Zwei Ordensmänner von großer Tugend bezeugten, sie hätten Margareta während der heiligen Kommunion gleich einem Seraph entflammt gesehen; zugleich wurde sie einmal bei der heiligen Kommunion von einer armen, fremden Frau bemerkt, welche durch den Krieg aus ihrem Vaterland vertrieben, beinahe in Verzweiflung gestürzt war. Diese trostlose Frau erlangte nun dadurch einen solchen Trost, dass sie von nun an all ihren Verlust vergaß und Gott für ihre Verbannung und Armut lobte.

Ein ganz ähnlicher Fall ereignete sich mit einem im Kloster bekannten, rechtschaffenen Kaufmann, der all sein Vermögen verloren hatte, weil er für einen anderen Bürgschaft geleistet hatte. Ganz außer sich, trug er seinen Schmerz hierüber überall mit sich herum. In heftiger Versuchung zur Verzweiflung kam er eines Tages in die Kirche der Karmelitinnen, um die heilige Messe zu hören.
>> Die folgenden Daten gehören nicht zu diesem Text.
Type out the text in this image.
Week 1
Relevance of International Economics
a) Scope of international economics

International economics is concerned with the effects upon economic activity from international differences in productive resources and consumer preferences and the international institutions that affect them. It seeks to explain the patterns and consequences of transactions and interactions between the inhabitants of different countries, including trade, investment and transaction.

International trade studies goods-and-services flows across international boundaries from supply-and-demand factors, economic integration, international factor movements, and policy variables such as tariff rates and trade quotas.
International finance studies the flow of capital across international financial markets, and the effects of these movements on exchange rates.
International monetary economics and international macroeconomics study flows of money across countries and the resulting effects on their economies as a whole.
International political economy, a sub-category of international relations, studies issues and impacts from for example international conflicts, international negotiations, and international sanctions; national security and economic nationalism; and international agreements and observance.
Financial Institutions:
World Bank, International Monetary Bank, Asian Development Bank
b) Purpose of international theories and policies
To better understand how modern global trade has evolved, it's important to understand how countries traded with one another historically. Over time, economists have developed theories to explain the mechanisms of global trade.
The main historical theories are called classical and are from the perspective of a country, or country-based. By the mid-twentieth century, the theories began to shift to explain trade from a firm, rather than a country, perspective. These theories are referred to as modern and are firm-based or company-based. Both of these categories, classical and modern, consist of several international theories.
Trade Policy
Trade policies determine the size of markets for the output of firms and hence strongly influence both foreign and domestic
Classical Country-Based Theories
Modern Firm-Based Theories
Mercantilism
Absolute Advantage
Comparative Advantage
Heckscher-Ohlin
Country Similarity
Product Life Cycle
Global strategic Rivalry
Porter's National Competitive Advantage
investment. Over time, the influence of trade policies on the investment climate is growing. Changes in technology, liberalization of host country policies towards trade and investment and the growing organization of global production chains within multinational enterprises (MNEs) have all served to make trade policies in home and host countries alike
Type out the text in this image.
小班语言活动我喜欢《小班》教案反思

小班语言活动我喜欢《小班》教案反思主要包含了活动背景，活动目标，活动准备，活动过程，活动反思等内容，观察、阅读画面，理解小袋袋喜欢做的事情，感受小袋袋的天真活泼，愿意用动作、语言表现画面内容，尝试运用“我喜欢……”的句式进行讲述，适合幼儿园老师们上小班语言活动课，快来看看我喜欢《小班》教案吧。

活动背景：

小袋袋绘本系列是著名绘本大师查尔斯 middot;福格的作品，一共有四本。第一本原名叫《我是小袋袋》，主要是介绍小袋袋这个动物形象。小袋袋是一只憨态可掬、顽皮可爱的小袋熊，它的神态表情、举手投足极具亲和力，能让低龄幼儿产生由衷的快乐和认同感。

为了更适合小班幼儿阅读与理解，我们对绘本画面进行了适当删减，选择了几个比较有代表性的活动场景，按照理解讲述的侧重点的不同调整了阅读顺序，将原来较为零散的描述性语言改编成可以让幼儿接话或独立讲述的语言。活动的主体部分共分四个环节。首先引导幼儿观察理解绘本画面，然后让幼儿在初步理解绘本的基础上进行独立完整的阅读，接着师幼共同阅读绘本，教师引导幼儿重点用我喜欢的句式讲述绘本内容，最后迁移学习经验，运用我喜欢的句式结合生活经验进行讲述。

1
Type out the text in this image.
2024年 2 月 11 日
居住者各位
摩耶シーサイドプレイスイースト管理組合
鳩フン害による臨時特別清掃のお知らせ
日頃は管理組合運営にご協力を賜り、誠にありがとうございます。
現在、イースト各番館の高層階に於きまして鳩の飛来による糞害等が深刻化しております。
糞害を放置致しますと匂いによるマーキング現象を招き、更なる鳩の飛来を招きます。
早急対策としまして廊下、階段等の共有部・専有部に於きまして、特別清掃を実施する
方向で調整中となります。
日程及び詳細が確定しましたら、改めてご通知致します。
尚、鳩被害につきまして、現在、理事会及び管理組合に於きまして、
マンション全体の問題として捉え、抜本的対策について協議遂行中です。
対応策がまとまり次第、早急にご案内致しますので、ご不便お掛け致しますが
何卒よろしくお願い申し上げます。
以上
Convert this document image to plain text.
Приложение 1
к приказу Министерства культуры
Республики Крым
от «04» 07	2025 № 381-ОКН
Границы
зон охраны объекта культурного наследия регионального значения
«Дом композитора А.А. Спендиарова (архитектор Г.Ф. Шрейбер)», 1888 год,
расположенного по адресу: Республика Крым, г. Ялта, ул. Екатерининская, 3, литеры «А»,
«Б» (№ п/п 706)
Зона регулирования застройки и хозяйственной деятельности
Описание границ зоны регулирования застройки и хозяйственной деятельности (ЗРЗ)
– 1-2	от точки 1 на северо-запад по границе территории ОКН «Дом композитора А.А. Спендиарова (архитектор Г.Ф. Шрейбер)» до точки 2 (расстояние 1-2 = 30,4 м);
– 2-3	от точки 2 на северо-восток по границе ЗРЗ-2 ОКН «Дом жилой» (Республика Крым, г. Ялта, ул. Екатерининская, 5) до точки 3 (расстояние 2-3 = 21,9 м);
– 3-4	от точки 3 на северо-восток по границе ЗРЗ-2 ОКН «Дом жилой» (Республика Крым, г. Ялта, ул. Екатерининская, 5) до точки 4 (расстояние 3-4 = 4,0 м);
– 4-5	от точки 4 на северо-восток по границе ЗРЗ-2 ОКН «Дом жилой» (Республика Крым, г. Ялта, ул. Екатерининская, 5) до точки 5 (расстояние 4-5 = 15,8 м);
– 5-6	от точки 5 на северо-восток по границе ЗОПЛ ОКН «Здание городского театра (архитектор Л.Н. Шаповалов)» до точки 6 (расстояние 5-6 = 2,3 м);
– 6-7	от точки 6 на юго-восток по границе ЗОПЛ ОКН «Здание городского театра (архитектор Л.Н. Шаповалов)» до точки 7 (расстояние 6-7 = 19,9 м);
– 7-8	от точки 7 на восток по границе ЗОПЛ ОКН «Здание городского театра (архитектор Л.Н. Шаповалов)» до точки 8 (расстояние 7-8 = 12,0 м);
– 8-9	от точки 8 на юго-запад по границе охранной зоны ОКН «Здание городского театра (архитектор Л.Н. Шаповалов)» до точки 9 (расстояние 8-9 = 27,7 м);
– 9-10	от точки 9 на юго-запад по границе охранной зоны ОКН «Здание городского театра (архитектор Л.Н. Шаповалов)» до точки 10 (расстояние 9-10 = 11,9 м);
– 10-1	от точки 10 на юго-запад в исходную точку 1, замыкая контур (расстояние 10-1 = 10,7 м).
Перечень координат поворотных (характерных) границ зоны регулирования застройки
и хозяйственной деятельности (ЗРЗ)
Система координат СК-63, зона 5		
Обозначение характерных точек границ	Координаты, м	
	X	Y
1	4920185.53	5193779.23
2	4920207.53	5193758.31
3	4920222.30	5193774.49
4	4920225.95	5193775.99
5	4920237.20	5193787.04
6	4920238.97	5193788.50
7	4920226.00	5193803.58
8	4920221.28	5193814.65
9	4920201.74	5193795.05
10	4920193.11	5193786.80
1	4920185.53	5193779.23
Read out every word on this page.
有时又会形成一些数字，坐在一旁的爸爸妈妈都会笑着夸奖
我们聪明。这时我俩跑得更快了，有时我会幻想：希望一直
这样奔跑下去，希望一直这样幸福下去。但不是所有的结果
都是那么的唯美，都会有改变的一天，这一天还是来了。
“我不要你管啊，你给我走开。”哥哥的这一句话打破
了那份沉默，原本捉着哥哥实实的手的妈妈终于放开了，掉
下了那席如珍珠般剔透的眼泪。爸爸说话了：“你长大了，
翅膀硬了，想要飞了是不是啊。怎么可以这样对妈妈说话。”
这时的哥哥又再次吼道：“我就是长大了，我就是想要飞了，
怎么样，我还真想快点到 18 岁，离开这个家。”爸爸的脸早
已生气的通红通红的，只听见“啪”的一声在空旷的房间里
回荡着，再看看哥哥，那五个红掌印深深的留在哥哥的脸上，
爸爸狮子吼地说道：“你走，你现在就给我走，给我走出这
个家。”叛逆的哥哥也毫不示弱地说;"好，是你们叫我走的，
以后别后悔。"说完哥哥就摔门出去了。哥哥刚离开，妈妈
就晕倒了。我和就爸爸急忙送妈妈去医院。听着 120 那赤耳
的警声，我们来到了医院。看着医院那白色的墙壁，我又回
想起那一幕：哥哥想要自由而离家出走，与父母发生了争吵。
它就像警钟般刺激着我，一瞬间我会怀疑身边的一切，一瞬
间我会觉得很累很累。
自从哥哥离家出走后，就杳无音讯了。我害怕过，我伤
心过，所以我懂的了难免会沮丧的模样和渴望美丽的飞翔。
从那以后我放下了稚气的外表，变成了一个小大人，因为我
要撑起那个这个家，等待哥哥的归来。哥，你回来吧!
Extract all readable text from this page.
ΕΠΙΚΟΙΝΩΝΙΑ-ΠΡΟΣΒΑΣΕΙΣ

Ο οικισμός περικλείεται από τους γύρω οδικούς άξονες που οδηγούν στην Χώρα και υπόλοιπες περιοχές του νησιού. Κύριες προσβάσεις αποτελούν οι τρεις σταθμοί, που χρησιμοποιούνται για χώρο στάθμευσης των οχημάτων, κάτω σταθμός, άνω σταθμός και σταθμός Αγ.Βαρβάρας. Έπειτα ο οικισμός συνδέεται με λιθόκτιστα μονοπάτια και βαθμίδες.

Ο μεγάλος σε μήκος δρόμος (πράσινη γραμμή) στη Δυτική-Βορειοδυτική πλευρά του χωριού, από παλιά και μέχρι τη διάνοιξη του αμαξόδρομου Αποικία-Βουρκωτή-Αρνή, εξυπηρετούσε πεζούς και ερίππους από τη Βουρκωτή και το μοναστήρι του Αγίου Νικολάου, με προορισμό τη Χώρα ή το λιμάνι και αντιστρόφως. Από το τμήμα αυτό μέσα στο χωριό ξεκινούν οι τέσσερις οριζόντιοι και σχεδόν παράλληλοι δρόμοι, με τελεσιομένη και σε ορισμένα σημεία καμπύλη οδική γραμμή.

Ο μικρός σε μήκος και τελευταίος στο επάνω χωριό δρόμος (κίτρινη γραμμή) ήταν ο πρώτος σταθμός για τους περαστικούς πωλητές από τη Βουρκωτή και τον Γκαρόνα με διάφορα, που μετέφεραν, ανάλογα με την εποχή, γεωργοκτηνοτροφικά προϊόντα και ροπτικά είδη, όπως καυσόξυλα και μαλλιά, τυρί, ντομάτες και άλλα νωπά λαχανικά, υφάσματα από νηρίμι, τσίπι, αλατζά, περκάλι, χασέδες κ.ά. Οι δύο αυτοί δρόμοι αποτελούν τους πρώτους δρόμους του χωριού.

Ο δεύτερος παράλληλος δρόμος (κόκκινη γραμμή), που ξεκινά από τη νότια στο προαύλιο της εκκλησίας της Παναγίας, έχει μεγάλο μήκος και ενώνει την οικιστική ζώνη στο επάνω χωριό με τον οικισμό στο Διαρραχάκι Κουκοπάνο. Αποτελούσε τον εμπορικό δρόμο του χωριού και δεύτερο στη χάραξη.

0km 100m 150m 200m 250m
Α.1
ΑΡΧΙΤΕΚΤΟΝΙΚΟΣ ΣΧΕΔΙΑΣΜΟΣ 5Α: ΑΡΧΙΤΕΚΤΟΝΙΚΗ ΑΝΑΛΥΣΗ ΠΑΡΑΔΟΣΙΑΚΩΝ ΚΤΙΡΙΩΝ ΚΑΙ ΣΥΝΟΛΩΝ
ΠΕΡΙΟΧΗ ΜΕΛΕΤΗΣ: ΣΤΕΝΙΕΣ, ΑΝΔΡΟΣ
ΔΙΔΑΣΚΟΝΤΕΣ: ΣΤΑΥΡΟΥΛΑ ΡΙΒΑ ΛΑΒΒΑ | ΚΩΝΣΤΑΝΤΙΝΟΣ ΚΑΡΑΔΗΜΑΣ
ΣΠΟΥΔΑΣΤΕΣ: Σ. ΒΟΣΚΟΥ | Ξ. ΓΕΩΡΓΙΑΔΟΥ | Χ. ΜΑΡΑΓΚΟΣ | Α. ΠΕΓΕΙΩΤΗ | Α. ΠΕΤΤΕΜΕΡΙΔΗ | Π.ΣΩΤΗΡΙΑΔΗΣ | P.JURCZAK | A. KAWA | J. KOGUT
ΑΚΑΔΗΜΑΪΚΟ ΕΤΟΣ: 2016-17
Als man nun das Allerheiligste zu der Stelle trug, wo die Klosterfrauen kommunizierten, bemerkte er auf einige Augenblicke das lichtglänzende und englische Antlitz der Schwester Margareta, als sie eben kommunizierte, und plötzlich, als wenn er von der Erde zum Himmel und von der Finsternis in ein Lichtreich versetzt wäre, wurde sein Geist von allen seinen Leiden befreit. Einige Tage darauf kam er mit freudigem Antlitz zum Konvent und bezeugte, er bekümmere sich nicht mehr um alle Güter der Welt, nachdem er an der Schwester Margareta das Bild des himmlischen Schatzes gesehen habe. Dieser Mann blieb dann so zufrieden und so voll Eifer, dass er nie von dem Segen schweigen konnte, den er mittels dieser Dienerin Gottes erlangt hatte.

„Wie wird,“ setzt hier der Lebensbeschreiber der gottseligen Margareta hinzu, „wie wird erst dies sein, wenn wir die Seligen in ihrer Glorie schauen und über denselben den König der Glorie, Jesus Christus, und in Jesus Christus die göttliche Wesenheit, die unerschöpfliche Quelle aller Güter und der alles in allem sein wird? O göttliche Schönheit, wir werden gesättigt sein, wenn du uns deine Glorie zeigen wirst!!!“

Nachdem Margareta die feierlichen Ordensgelübde abgelegt hatte, stiftete sie nach dem Willen des Jesuskindes, dem sie sich ganz zur Leibeigenen hingegeben hatte, die Genossenschaft der Diener der heiligen Familie zur Verehrung der Kindheit Jesu und baute mit Hilfe von wohltätigen Seelen dem Kind Jesus eine Kapelle, in welcher sie, nachdem sie das Werk, zu welchem Gott sie auserkoren hatte, vollbracht hatte, auch ihr Grab fand.

Vor ihrem Tod hatte sie noch unaussprechliche Leiden zu erdulden, wobei sie aber nicht aufhörte, sich zu demütigen, gehorsam zu sein und sich als Opfer darzubringen, bis sie endlich sanft wie ein Kind, mit dem Frieden einer unschuldigen, engelreinen Seele, mit der Liebe einer in ihrer Treue wunderbaren Braut ihren Geist in die Hände ihres göttlichen Bräutigams übergab am 26. Mai 1648.

(sprachlich leicht verändert und gekürzt übernommen aus: Ott, Georg, Eucharisticum, Regensburg 1869, S. 471-480)

1Es wurde ihr mittels eines Instruments die Hirnschale zerspalten.

2Das Futteral, in welchem das Korporale steckt.